In honor of heading back to school next week (senior year, which I am more than ready to be done with–but I’ll save that for a different post) I thought I’d address the age-old question directed those who dedicate their college years to studying literature, language, and composition (i.e. English majors). Or anyone pursuing a “liberal arts” degree, really.
It’s funny. I think when I first revealed that I intended to study English in college no one really questioned my decision. Probably because they thought (read: hoped) I would change my mind once or twice or six times at some point while earning my undergraduate degree. Because the average college student does, in fact, change their academic focus at least once in their first four years at school. But I think we all know I’m not average. 🙂
Ever since I was a wee lass I’ve loved words–using them to express myself, to convey the otherwise untold life experiences of other people, to interpret those written experiences of other people. I don’t know how many people maintain the same interests as they navigate the early stages of life, but reading and writing have continued to serve as as ways to enjoyably spend my time and express myself and demonstrate some degree of talent. To not at least entertain the idea of pursuing a career in this area seemed foolish to me (but to each their own). English was what I wanted to study and I was certain I wasn’t going to change my mind (or I was certainly hoping I wouldn’t–hello, identity crisis).
Now I’m going to be a senior and clearly I haven’t changed my mind about my career path and will not be changing my mind at this point. Now that What do you want to do with that? question that was initially asked in a joking manner is posed more seriously. This question becomes much more genuine, much more higher-stake. So my response should be genuine and thoughtful, right? Especially if I’ve known I’ve wanted a career in the English field most of my life. Right? Well…
You know, in all honesty, I don’t 100% know what I want to do. Does anybody? Really? Even the aspiring lawyers and psychologists and teachers. Sure, you have to complete certain schooling and achieve specific certification for careers like this, where experience and credibility are pertinent to your success. But with any career, even in my case where I think I know what I want to do, you can never really be sure until you enter the field and try out that dream career.
When it comes to responding to the original question, instead of prattling off an ambiguous, English major-related job title (that probably hasn’t been invented yet, as they say), I instead say the one aspect I want my unknown, English-y career to have–writing. I want to “go into” writing.
Then if Mr./Ms. What-Do-You-Want-To-Do-With-That inquires further I try my best to elaborate, though I don’t know how much of what I’m considering for a career is legitimate and how much is just some hybrid job I’ve made up after researching for careers in my field (Hey, I’m not worried about finding a job–yet–I’m just curious about what might be out there when I graduate. Don’t act like you’ve never done that before.).

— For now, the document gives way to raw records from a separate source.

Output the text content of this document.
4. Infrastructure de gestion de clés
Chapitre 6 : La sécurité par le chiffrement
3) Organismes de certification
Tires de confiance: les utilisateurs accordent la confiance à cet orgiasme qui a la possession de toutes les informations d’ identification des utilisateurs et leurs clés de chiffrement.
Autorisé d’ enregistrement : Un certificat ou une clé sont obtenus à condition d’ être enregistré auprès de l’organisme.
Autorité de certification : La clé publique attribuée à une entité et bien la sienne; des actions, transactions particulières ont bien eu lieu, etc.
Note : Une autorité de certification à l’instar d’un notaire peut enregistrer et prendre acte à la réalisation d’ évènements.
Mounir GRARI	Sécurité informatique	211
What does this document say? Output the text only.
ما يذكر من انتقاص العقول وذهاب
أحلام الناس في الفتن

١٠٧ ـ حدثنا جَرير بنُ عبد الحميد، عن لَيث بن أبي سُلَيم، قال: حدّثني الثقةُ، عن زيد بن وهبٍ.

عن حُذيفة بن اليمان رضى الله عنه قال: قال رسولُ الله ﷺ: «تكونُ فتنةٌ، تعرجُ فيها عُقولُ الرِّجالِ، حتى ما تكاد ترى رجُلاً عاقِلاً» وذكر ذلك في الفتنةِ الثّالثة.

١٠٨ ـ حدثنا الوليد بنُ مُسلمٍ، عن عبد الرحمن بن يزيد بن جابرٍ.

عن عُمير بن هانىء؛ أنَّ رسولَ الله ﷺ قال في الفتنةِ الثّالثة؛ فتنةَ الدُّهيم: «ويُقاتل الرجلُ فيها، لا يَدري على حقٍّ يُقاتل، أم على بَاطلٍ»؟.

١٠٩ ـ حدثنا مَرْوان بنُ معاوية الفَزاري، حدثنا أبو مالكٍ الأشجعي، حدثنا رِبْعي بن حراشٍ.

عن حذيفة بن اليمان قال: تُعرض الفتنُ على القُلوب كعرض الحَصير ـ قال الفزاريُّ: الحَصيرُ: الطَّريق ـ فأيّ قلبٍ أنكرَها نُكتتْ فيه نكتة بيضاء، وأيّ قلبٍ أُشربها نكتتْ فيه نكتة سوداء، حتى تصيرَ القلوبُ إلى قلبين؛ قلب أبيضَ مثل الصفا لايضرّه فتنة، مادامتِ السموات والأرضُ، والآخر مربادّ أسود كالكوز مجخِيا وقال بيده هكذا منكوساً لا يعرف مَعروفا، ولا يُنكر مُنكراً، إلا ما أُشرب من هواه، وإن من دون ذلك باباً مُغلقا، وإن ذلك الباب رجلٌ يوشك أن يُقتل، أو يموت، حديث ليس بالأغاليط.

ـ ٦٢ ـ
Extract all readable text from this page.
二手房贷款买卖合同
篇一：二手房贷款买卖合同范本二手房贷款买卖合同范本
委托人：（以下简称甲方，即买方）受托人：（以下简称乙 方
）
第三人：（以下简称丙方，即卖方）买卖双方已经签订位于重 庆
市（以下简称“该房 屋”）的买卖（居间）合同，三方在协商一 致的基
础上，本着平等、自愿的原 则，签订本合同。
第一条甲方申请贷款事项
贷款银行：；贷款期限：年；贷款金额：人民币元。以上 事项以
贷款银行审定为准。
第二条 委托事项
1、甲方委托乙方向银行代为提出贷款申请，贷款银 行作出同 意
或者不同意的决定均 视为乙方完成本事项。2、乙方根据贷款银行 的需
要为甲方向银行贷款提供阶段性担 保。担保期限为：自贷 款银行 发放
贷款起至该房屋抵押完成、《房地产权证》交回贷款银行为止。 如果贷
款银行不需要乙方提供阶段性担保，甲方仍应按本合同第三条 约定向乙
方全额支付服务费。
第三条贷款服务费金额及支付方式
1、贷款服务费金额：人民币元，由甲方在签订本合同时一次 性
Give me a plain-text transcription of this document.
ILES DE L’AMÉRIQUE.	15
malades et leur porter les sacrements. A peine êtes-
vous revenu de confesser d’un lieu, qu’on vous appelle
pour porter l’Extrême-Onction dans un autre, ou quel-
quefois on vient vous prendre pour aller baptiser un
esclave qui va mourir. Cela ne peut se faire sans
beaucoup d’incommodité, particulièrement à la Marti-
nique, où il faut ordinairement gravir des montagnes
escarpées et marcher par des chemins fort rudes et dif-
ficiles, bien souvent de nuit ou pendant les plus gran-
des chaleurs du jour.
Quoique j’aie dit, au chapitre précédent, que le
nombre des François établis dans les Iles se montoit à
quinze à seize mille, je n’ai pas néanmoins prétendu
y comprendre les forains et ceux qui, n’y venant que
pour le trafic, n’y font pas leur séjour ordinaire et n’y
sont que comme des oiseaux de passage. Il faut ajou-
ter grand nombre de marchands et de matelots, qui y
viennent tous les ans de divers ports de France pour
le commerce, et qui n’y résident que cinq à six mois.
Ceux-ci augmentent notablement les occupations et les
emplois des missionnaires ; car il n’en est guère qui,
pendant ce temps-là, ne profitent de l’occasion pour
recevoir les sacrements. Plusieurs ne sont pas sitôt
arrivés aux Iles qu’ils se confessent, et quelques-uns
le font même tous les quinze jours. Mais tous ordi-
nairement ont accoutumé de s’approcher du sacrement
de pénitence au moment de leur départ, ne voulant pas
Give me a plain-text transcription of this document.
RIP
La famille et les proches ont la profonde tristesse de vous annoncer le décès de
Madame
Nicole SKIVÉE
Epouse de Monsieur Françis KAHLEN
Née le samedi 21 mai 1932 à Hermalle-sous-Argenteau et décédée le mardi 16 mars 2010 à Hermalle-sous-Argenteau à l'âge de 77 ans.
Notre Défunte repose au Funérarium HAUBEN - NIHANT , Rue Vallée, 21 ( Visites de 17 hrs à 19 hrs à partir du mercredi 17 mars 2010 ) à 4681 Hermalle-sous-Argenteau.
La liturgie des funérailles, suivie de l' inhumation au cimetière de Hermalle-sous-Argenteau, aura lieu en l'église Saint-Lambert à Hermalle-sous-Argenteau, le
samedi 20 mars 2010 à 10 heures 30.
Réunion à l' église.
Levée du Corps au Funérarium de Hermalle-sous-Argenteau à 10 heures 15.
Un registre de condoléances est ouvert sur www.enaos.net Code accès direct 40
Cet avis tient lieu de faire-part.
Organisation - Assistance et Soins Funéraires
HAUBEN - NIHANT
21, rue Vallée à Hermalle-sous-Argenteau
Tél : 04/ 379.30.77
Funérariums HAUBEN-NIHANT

I want to write–I’m thinking more in a journalism-related field than creative writing and novels, and not necessarily for a traditional newspaper. I want to write about things that matter to people, even if only a few. Community issues. Life events. Untold personal stories. I just want to write about life. I won’t even limit myself to writing. You don’t need solely words to tell a story. I can work with film. Art. Imagery. I want to be a storyteller. And I want that story to help someone. I want to help people. Maybe through a non-profit. I love non-profits. I’ve loved working with them thus far and I’d really like to continue that pattern in my post-collegiate career… And so on.
That sounds like a specific kind of career, right???
Yeah, I thought not. But doing something with any number of those qualities seems like a mighty fine way to spend your day (and get paid for it) to me. 🙂 Recognizing this response is a bit all-over-the-place, I usually stop after clarifying my preference for journalism over book-writing, because my inquirer usually assumes my “going into writing” means writing books. If I’m going to be a starving writer, I should at least get a book out of the situation. Or something.
And after nab my awesome English-y career or book deal or what-have-you, I can diagram sentences on the side! Or tell English-related jokes…
Ohhhhhhhhh! Isn’t that so good?! Hilarious, I know!
Yeah… I’m going to be living on Ramen noodles for awhile… If I’m lucky.
Oh, also, before I forget–Happy One-Year Anniversary to me! 😀 A year ago (literally, to the date, I couldn’t have planned this better if I tried) I started writing this blog on WordPress. So exciting! I’ll have my hard-earned Ramen noodles and my blog. Yes!